The metal manganese had been found in “potentially significant concentrations” but SEPA said soil analysis had not been carried out. And the agency warned “potentially significant pollutant” links had been found on site, calling for almost 60 further pieces of work to be undertaken.

North Lanarkshire Council said: “Specialist doctors from the public health department of NHS Lanarkshire have confirmed that no incidence of cancer is linked to the schools.

“They have also confirmed that no other serious illness is connected to the schools or the site on which they are built.”

The Scottish Government said: “The public health minister has made clear that he supports the call for a thorough investigation into what can be done to mitigate any potential risks and for the local health board and council to listen to the concerns of parents, pupils and staff.”

The Parents

The public meeting on 6th June

Hundreds of parents demanded answers to their concerns over health risks at a packed public meeting on Thursday.

Before the meeting started, it was clear many more people had turned up than expected.
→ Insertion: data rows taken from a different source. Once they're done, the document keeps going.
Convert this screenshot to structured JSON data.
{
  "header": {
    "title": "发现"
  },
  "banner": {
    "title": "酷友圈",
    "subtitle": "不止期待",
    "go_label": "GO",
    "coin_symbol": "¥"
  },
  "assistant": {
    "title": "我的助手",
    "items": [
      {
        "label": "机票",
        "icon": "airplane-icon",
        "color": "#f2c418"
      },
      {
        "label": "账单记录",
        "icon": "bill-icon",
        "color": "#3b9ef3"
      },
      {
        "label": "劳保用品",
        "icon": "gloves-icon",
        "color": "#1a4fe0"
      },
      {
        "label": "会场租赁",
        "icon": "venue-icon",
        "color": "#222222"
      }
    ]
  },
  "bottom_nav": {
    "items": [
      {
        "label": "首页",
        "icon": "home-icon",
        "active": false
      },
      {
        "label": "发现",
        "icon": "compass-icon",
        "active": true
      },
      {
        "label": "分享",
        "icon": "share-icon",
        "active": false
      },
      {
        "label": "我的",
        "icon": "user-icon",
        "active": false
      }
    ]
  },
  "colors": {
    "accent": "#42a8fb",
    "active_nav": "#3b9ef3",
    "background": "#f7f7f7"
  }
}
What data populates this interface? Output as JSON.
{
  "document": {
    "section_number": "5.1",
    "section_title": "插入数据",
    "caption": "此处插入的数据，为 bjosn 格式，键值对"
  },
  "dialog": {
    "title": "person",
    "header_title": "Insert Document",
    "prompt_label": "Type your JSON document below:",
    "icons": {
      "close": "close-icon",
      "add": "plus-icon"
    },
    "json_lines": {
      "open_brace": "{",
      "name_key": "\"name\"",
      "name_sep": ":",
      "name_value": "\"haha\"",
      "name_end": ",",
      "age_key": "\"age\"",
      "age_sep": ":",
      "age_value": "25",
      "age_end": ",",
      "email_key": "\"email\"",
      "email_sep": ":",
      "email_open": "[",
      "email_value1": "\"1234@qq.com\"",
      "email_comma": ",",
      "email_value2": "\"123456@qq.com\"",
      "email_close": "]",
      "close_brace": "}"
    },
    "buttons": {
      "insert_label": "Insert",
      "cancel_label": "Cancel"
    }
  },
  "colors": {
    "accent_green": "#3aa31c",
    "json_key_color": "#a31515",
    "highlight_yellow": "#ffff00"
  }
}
It had been due to take place at Townhead Community Centre, on the school campus, but was moved to the school’s main hall to make room for 400 parents.

Council and NHS officials opened the meeting with a series of presentations outlining why they believe the joint school campus for Buchanan High and St Ambrose in Coatbridge is safe for pupils and staff.

Andrew McPherson, head of regulatory services at North Lanarkshire Council, said the school had been built to meet the “very highest criteria” of safety standards. However, the meeting became increasingly tense as parents accused officials of failing to provide evidence for their assurances.

One mother shouted: “I don’t believe you for a minute. You are just totally lying. It is ridiculous. Would you send your kids here? You are not answering the questions.”

Others raised concerns about “unexplained symptoms” their children had been suffering, including tiredness, sickness, sore heads and stomach problems.

Mum Josie Morgan was in tears as she stood up and addressed the meeting.

She has concerns – revealed in The Sunday Post – that her son Tommi’s sudden eyesight loss is linked to the school.

She said: “Before my son started at Buchanan High in August he had perfect 20/20 vision. By October he was completely blind.”

Cries of “shame on you” directed at council officials were heard as she sat down.

Politicians and parents made repeated calls for an independent inquiry to be carried out, with calls for the Scottish Government to become involved.

As the 90-minute session drew to a close, Fulton MacGregor, the MSP for Coatbridge and Chryston who set up the meeting, said: “The purpose of tonight was to reassure and provide answers. I don’t think we have seen that.”